Every minute of every day we generate more than 20GB (compressed) of log
data. That translates, at our current volume, to more than 10 Petabytes
of storage needed to store a year's worth of logs, and, due to our
continued growth, that volume that has been doubling every 4 months or
so. Today, even if we wanted to, we don't have the ability to retain all
the logs we generate. This means that, for most customers, we discard
access logs within 4 hours of them being recorded.
For our Enterprise customers, we offer an optional feature that allows
them to export their raw log files in Apache format. This requires us to
store log files for a longer period of time in order to allow them to be
downloaded. By default, we store logs for these customers for 3 days.
Since CloudFlare does not keep the raw logs, it is impossible for us to
answer questions like: tell me all the visitors who have been to a
particular website on CloudFlare's network.
However, CloudFlare does generate aggregate data, so we can provide
analytics back to customers.
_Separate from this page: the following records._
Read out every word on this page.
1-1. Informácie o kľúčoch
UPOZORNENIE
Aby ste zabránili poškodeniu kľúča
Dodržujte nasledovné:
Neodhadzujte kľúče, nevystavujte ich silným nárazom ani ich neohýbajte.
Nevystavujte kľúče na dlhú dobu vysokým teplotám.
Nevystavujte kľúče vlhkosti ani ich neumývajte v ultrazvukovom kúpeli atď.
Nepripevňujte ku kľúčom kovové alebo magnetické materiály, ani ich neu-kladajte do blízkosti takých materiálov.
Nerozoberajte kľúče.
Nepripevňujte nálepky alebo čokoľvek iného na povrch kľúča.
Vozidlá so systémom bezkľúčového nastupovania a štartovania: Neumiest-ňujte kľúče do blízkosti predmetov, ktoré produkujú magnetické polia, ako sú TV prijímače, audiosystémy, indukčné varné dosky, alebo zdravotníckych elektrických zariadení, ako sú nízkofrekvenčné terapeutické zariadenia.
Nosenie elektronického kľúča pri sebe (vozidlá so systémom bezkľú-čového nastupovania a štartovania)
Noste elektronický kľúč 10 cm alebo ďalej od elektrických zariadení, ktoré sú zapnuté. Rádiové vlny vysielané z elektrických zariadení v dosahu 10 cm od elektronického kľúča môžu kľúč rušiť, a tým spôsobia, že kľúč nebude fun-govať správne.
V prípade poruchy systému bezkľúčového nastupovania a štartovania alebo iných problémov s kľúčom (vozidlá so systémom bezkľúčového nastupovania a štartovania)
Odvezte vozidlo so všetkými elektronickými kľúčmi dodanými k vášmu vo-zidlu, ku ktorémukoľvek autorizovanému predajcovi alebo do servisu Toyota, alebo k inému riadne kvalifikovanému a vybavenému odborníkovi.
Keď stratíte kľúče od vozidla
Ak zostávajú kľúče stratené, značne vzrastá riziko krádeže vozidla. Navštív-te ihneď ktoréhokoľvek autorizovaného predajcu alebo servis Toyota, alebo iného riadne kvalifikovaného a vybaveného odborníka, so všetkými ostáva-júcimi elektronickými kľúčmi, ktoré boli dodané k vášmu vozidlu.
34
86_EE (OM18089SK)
We use the aggregated data to populate
things like the CloudFlare Analytics page which includes numbers of
hits, page views, bandwidth consumed and unique visitors. As logs are
received, we run a stream processing engine that extracts this summary
data. This data is correlated in each of our edge data centers and then
sent to one of our core facilities in order to report through our UI.
This same data summary engine also looks for attack patterns, which is
then used to provide security protection for our customer's websites.
Using this engine, we can identify an attack on one site, usually in
less than 1 minute, and then push updated security rules that then
protect every site using CloudFlare from that same attack.
Access logs for most customers are stored briefly at the edge of our
network and then deleted within 4 hours. If there is an error, those
logs are transmitted back to one of our core facilities in order for us
to diagnose the error. Error logs sent to core are currently kept for 1
week then discarded.
Going forward, we want to allow customers who would like to have more
insight into the visitors to their sites to be able to choose to do so.
As we do, we will provide details on how any feature we add changes our
log retention policy, and we will continue to be guided by the principle
that our customers should be able to understand and control what data is
being stored about visitors to their sites.